Puigdemont gagne du temps mais pour quoi faire ?

Le président catalan, Carles Puigdemont, a déclaré l’indépendance de la Catalogne mais s’est empressé de suspendre sa mise en œuvre afin de reprendre le dialogue avec Madrid.

Avait il d’autres choix? Une déclaration d’indépendance était impossible au regard du cadre économique sauf à prendre un risque fort et durable sur le niveau de vie des catalans. C’est ce que j’évoquais dans mon post d’hier (voir ici). Il faut gagner du temps pour mettre en place un cadre économique viable. Cependant une telle stratégie est à risque car les conditions économiques de l’indépendance ne vont pas changer très vite. L’exclusion de l’UE et la fin de l’euro comme monnaie ne pourront se résoudre aisément et rapidement sans l’accord de Madrid. Le choix est donc politique afin de gagner du temps mais au risque de voir l’unité des indépendantistes s’effilocher.

La probabilité d’une véritable indépendance républicaine me semble plus réduite après le discours du président catalan d’autant qu’au delà du dialogue avec Madrid il ne présente pas de pistes pour démarrer la discussion. La posture politique ne suffit pas. Puigdemont gagne du temps mais pour quoi faire?

Situation sans issue en Catalogne?

La situation de la Catalogne est complexe mais le sentiment fort est qu’elle est sans issue.

Les entreprises dont le siège social étaient en Catalogne se localisent ailleurs en Espagne afin de ne pas subir les conséquences de l’éventuelle indépendance catalane. C’est aussi se garantir l’accès au marché unique européen. Il y avait, la semaine dernière, 7 entreprises catalanes côtés à l’indice phare espagnol Ibex 35, il n’y en a plus qu’une.
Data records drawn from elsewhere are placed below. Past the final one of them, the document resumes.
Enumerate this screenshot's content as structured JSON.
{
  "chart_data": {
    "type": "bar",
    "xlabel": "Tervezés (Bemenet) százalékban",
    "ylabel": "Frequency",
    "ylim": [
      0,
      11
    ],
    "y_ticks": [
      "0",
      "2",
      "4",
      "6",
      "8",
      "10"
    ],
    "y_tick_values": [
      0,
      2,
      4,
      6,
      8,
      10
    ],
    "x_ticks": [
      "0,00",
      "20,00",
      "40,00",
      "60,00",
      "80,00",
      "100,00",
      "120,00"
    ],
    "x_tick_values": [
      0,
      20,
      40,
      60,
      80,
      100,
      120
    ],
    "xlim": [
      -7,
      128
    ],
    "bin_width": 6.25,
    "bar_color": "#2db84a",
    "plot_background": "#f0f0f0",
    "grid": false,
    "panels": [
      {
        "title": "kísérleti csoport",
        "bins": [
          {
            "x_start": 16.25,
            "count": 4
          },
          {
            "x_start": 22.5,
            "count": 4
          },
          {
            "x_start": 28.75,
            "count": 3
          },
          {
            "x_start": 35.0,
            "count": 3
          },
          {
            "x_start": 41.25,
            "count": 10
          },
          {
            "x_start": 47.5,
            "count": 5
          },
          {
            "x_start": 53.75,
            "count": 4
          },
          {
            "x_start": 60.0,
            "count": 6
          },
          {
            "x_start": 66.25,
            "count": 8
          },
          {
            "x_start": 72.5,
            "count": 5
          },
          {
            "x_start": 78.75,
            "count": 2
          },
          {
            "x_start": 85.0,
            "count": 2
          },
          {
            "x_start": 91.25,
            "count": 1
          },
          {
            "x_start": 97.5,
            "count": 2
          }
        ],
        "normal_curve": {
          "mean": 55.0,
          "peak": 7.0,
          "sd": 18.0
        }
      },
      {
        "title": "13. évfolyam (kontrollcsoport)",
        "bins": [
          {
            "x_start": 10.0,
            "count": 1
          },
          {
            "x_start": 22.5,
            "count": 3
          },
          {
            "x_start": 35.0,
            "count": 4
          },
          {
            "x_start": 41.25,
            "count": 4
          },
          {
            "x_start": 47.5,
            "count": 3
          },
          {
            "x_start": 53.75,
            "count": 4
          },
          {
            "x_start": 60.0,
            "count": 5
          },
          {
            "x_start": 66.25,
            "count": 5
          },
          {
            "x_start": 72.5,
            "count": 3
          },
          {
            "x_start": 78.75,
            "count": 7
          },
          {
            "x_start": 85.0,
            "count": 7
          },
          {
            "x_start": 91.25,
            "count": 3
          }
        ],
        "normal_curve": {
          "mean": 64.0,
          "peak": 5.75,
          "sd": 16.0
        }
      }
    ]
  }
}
Les banques Sabadell et CaixaBank se sont exilées afin de pouvoir bénéficier encore des refinancements de la BCE.

L’incertitude est grande puisque l’UE a rappelé que l’indépendance catalane s’accompagnerait d’une sortie de l’UE et donc de la zone Euro. En outre Mariano Rajoy a indiqué la possibilité de mettre en œuvre l’article 155 qui permettrait à Madrid de reprendre les pouvoirs délégués aux régions. Les catalans ne peuvent pas non plus compter sur Madrid pour pouvoir éventuellement intégrer l’UE rapidement puisqu’il faut l’unanimité.

La Catalogne a perdu en l’espace d’une semaine une grande partie de sa substance économique et l’exclusion potentielle de l’UE rend la situation et l’avenir sombre.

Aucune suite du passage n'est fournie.